You would also need to share a copy of the court's notice with your insurer. The notice should set forth the summary of the separation order within 90 days of the commencement of your coverage plan. [29 C.F.R. §2590.606-1(b)(1)(i), (c)(3), (e)]


What Protections are Available to you if you are Removed as a Dependant on your Spouse's Health Insurance?


It is worth mentioning that some federal and state laws can offer you the protection you need. The protections offered include:


  1. Being disqualified because of divorce from covered employee health coverage is prohibited. Or, at least, the employer must offer a conversion option; otherwise.

  2. Spouses covered under group policy must be offered a conversion plan in case they become ineligible.

  3. There are federal plans in place that offer continued health insurance for former spouses. However, the federal plans have strict guidelines and deadlines for application.


The protections mentioned above are subject to availability and eligibility. And since these protections are not easy to obtain, it is better to confirm these with your attorney. Or you can contact your insurer directly.


Apart from these benefits, there is one more option - COBRA.


What is COBRA and How it Works?

Consolidated Omnibus Budget Reconciliation Act, abbreviated as COBRA, was introduced in 1985. It is, indeed, a part of the Employee Retirement Income Security Act of 1971.


COBRA was introduced to confirm the right to continued health insurance coverage for any individual.
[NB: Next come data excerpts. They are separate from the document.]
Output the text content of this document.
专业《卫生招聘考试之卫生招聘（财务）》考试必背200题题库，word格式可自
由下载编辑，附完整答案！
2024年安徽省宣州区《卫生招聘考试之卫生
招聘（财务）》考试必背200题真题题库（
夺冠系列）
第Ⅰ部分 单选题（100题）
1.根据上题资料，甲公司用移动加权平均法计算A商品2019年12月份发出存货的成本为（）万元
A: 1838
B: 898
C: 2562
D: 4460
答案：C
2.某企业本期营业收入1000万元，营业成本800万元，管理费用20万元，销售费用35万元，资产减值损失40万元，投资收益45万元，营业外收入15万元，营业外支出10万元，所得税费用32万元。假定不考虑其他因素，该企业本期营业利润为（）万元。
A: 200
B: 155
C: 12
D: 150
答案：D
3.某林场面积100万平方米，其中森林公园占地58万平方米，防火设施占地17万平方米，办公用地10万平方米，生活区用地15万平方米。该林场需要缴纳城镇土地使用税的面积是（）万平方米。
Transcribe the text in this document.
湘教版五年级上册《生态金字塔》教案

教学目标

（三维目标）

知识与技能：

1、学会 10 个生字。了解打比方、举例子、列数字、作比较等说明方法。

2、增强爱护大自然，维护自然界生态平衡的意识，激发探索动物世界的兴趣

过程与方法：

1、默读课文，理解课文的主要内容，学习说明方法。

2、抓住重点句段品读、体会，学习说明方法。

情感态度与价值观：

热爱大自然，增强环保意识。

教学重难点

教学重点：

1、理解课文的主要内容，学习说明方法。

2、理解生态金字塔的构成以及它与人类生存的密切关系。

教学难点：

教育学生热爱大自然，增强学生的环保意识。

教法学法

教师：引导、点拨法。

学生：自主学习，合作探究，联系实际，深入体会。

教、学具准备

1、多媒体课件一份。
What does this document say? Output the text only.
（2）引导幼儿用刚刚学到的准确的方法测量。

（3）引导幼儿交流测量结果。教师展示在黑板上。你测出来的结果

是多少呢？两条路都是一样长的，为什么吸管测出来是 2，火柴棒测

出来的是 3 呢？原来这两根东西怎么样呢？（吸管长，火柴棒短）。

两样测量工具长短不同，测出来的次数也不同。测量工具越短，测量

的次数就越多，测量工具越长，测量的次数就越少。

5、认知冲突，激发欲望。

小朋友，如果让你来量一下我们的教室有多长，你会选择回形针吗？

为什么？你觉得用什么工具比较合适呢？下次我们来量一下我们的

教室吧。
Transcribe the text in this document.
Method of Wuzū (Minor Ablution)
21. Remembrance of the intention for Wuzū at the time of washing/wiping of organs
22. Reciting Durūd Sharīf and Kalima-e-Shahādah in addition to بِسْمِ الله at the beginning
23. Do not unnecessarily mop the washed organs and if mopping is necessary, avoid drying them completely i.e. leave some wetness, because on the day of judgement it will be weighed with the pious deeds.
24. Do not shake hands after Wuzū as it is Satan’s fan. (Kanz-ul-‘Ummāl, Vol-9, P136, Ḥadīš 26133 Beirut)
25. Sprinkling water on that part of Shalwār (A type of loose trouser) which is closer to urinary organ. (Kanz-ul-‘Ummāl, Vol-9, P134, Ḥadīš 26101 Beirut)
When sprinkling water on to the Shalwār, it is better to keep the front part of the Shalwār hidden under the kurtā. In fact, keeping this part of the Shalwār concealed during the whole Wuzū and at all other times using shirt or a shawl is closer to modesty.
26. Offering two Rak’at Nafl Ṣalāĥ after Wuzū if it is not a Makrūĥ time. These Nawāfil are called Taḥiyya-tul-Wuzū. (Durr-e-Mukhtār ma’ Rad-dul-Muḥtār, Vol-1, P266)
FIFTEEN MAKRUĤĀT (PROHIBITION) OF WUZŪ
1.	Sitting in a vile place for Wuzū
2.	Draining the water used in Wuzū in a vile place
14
Even in the case of dissolution of marriage or legal separation, regardless of employment status.


Under COBRA, separated spouses can enjoy continued coverage of health benefits. However, the benefits are not offered to domestic partners. In certain events, or as deemed fit, seeking benefits for domestic partners can result in termination of plan benefits. Or reduction of plan benefits to the least. [ERISA §§ 601-609; 29 U.S.C §§ 1161-1169]


Besides, the insurance or the health benefits are limited to three years under COBRA. This holds true only if you apply for the benefits within 60 days of the dissolution of your marriage or legal separation. [29 U.S.C. §§ 1162(2)(A)(iv), 1165(a)(1)]


On top of that, your spouse's employer is not needed to subsidize your insurance. Instead, they can charge 102% of the cost from you. [29 U.S.C. § 1162(3)]


You would need to consider these increased costs, along with the cost of non-subsidized health insurance, but only after COBRA coverage ends. It could be a detrimental factor for your post-dissolution needs.


In case you are the employed spouse, you would need to inform your employer about the dissolution of your marriage. Your employer would then initiate your spouse's eligibility for COBRA coverage.


By now, you would have come to terms with most of the possible scenarios concerning your health insurance post-separation. However, we would still recommend you consult with your attorney to understand the intricacies involved.